I returned to Mother's side after my weekend away with a great deal of trepidation. What would I find? Would she accost me with some new accusation, rehash the last one like some interesting new twist on water torture, or would she have forgotten all about it? The one thing I didn't expect was that she would be lucid. While that is not a word I would use to describe her, she was contrite. She seemed genuinely sorry, as if she somehow knew something she had done or said had pushed me away. I felt even worse than I already felt, heavy guilt now mixing with my disappointments from the weekend. I brushed it all aside as my having been in Dallas, figuring it would harm nothing to have her believe I had been there for longer than a quick day. She even was aware that the company I work for maintains its head office there, so, careful not to lie, I just said casually that is correct, but I did meet Amy while there. (Obi Wan taught me well - and if you don't know what I mean by that, don't worry about it, it just means you're not a total nerd, unlike me.) I walked away from that visit wondering if her wild and crazy behavior the week before really did have more to do with her heart condition than her mental health. Because if her heart wasn't working correctly, I wondered, blood and oxygen surely wasn't getting all the way upstairs. Maybe, just maybe, with the new medication for her heart, she would be bearable again.
And maybe that was a contributing factor, but that new sweet Mom didn't last. She has swung back and forth like a pendulum all week. Even without a brain eating disease, this would have been a challenging week for her. Her sole remaining sibling is in rapidly failing health (a report I did not credit as real until a third party who happened to be in her room when the call came in verified it), she herself continues to have a rapid heart rate and now has developed pneumonia. The disease has taken full advantage of this to take her on a mental roller coaster ride. I actually saw her cry, I mean really cry, this week. She had cried in the hospital a couple of weeks ago, but she had been in a lot of pain mixing with her severe anxiety that day. Her crying jag this week was caused by nothing more than a bumpy ride in the facility van on the way back from a field trip. To put that in perspective, I've tried to think of the last time I saw my mother cry prior to these two recent events. If I give her credit for crying when my father died, which I actually do not have clear memory of her doing, it has been since January, 1992.

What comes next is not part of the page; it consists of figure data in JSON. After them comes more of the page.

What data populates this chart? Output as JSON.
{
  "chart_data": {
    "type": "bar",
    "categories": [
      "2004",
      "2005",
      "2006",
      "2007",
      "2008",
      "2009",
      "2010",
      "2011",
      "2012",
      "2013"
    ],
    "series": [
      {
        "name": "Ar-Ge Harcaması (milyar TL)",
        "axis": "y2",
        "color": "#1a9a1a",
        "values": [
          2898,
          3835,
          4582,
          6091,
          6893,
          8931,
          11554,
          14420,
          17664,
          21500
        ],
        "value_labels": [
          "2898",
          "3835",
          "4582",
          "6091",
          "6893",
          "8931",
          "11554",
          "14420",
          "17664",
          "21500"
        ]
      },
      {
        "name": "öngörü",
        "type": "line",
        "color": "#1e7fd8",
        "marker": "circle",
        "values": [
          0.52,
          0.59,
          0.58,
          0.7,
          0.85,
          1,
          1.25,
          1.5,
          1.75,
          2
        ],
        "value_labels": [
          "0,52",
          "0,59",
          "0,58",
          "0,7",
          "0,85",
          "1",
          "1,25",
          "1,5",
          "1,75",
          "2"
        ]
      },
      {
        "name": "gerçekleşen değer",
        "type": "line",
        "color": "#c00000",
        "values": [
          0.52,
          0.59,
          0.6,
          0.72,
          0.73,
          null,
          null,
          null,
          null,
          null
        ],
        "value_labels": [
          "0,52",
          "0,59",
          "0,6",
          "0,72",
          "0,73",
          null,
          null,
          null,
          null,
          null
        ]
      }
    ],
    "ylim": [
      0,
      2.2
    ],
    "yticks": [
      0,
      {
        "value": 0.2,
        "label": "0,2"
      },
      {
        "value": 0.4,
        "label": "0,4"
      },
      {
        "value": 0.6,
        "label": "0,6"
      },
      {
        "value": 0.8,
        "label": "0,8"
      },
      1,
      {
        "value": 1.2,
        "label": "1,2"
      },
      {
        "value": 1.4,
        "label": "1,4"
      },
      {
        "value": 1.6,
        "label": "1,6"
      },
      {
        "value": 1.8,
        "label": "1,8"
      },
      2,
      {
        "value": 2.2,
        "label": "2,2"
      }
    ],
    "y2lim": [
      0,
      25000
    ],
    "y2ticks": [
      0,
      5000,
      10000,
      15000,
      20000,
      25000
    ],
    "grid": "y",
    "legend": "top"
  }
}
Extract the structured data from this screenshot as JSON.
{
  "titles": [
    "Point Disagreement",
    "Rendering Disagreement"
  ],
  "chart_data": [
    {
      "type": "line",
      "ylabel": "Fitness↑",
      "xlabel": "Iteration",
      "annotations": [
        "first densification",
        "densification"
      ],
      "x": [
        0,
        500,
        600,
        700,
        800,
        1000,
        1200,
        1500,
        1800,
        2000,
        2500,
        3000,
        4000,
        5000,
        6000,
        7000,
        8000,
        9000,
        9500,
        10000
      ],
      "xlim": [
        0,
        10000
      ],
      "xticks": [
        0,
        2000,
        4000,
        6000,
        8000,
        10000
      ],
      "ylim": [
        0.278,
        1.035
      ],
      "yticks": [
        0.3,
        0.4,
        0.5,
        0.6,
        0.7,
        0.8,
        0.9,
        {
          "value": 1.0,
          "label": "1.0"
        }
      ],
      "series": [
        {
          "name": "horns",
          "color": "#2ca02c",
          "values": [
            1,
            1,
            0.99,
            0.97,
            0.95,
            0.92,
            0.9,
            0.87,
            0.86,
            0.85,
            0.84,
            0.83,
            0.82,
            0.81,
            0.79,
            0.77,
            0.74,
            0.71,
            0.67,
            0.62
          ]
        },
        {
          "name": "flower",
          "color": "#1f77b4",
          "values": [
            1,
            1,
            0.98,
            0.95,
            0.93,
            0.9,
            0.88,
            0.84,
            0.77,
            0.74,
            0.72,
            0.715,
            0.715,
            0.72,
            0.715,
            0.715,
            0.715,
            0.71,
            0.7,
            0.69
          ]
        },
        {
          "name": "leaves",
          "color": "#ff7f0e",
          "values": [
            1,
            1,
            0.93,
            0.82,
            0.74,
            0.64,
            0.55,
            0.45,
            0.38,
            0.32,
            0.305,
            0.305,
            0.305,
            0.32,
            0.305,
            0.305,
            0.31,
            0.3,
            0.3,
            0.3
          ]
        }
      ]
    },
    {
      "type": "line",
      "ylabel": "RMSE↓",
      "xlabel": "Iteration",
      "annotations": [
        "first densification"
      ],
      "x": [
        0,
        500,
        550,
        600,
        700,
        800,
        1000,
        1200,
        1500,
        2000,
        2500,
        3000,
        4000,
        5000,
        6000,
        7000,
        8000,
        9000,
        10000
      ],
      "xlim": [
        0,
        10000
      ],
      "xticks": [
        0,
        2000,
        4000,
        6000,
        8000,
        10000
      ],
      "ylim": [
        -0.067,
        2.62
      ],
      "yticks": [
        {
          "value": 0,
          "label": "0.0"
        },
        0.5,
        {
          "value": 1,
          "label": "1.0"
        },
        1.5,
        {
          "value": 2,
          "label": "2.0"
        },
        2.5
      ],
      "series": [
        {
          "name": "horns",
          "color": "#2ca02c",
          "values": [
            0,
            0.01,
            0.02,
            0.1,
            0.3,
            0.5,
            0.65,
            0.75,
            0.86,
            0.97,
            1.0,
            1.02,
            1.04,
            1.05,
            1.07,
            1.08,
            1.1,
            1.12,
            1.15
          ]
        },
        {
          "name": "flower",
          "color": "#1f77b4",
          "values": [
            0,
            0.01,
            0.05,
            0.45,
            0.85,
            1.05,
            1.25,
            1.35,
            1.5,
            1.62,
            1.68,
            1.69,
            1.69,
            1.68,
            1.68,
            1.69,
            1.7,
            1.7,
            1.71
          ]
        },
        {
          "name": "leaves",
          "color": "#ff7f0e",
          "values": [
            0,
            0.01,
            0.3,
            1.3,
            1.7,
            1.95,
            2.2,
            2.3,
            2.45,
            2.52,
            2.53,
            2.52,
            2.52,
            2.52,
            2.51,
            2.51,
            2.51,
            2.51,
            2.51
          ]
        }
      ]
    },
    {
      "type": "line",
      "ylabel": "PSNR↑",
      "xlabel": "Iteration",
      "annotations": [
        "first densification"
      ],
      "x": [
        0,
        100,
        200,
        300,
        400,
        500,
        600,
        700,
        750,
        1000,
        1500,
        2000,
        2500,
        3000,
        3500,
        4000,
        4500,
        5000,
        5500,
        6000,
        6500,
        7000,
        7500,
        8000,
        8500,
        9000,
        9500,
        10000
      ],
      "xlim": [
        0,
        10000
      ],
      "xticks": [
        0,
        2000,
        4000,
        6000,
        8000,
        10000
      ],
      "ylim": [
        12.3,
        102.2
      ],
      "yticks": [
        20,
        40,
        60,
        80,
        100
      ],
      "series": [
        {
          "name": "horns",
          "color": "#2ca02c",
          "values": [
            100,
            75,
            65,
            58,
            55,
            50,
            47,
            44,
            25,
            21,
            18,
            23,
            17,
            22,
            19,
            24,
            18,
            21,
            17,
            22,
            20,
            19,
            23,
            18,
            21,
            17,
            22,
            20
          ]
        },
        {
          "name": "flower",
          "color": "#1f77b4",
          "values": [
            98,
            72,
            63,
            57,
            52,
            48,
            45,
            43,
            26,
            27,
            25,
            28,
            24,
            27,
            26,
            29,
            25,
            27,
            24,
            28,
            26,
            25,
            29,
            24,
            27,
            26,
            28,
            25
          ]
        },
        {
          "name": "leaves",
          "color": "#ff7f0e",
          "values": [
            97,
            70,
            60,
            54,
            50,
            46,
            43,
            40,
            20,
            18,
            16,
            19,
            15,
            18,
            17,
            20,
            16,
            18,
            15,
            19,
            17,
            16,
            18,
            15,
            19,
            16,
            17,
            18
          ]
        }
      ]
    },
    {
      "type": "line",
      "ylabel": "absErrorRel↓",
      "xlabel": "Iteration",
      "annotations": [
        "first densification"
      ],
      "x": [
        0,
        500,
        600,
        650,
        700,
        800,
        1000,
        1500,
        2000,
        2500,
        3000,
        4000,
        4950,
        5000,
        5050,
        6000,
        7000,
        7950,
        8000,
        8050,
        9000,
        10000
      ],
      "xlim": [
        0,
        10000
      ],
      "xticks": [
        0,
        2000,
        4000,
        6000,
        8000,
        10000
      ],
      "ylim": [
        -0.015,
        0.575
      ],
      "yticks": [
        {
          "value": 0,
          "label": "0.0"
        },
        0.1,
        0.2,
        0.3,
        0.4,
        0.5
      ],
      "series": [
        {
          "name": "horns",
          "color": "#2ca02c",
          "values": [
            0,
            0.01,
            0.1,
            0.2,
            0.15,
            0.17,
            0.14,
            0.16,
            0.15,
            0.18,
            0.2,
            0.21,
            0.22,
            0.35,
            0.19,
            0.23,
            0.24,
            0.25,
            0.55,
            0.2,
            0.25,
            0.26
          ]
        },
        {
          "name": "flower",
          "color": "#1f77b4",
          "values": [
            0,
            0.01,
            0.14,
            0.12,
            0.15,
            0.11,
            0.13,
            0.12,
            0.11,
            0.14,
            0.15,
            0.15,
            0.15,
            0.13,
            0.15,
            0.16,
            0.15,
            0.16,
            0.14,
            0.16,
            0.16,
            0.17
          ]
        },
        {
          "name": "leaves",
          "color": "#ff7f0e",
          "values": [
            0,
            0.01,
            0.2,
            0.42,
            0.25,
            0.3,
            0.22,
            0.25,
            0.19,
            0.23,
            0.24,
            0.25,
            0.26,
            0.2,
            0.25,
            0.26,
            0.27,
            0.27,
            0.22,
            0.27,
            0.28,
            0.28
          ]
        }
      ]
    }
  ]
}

I have no doubt that her ancillary medical issues are escalating the Alzheimer's. But, Alzheimer's is, even by her medical team's admission, the primary culprit. It is a fatal disease. That actually does not frighten me, either for my mother, or for my own sake should I ever be unlucky enough to fall into its arms. Mother has lived with a fatal disease in Parkinson's for over two decades now. And, she's 91. The reality of her situation is that something sometime will be fatal. And, as near as I can tell, and from what I have researched, she is not in any pain as a direct result of the disease. If anything, it may be helping her deal with the general indignity of a body breaking down by simply making her unaware of the more unpleasant facts of her physical situation. There are moments where I think she knows something is amiss. She will make a statement meant to set the record straight about something to prove she is still in control of her facilities. I have heard her say that she knows the famous plastic orchid that we placed in her room is fake, only to proudly point out its new blooms to me the next day. She has introduced the nursing staff to my dog Cheyenne as a male, then she will tell them she knows Cheyenne is female. On Cheyenne's next visit, her name has been changed back to Hans or Shane, and she is once more firmly a male. But, in a way, those brief moments of clarity make the rest of it that much harder to endure.
I never know what is real and what isn't now. I don't know what to react to and what to write off as delusion. The head nurse at her nursing home suggests I look into everything rather than make a potentially harmful mistake of ignoring a legitimate complaint. She also suggested that I try to gauge the undercurrent of what drives the complaints and try to address that. As an example, she has repeatedly insisted that the nurses are on strike, which she wrinkles up her nose and denounces as being "disgusting!" Before I caught on, I would look out into the common rooms and notice more nurses than patients, most of them familiar faces, and wonder what in the world was happening. But, I was advised, maybe Mother feels she has not received enough attention that day and so the staff, to her mind, must be on strike. That's all well and good, but it's exhausting. I feel like Alice sliding down the rabbit hole.
The most frustrating part of the whole nasty mess is that she cannot be reasoned with, even when her behavior is detrimental to her own well being. Currently, that is manifesting itself by her refusing to stay on oxygen or to accept nebulizer treatments for the pneumonia. Confronted with her x-ray, which I was sure would sway her, she announced that the machine was outdated and the man who was operating it was an idiot.
Force her to accept treatment, you say? You quickly learn that the legal waters I am treading are murky at best. I do not have Medical Power of Attorney, but even if I did, unless Mother is completely incapacitated, she is in control of her own medical treatment. I cannot force her. Yet, when she pulls something brilliant like checking herself out of the hospital against medical advice, I am the one who has to drive her home. I have no say, in other words, but I have to be there to pick up the pieces.
All I can really say is: Alice, this ain't no Wonderland!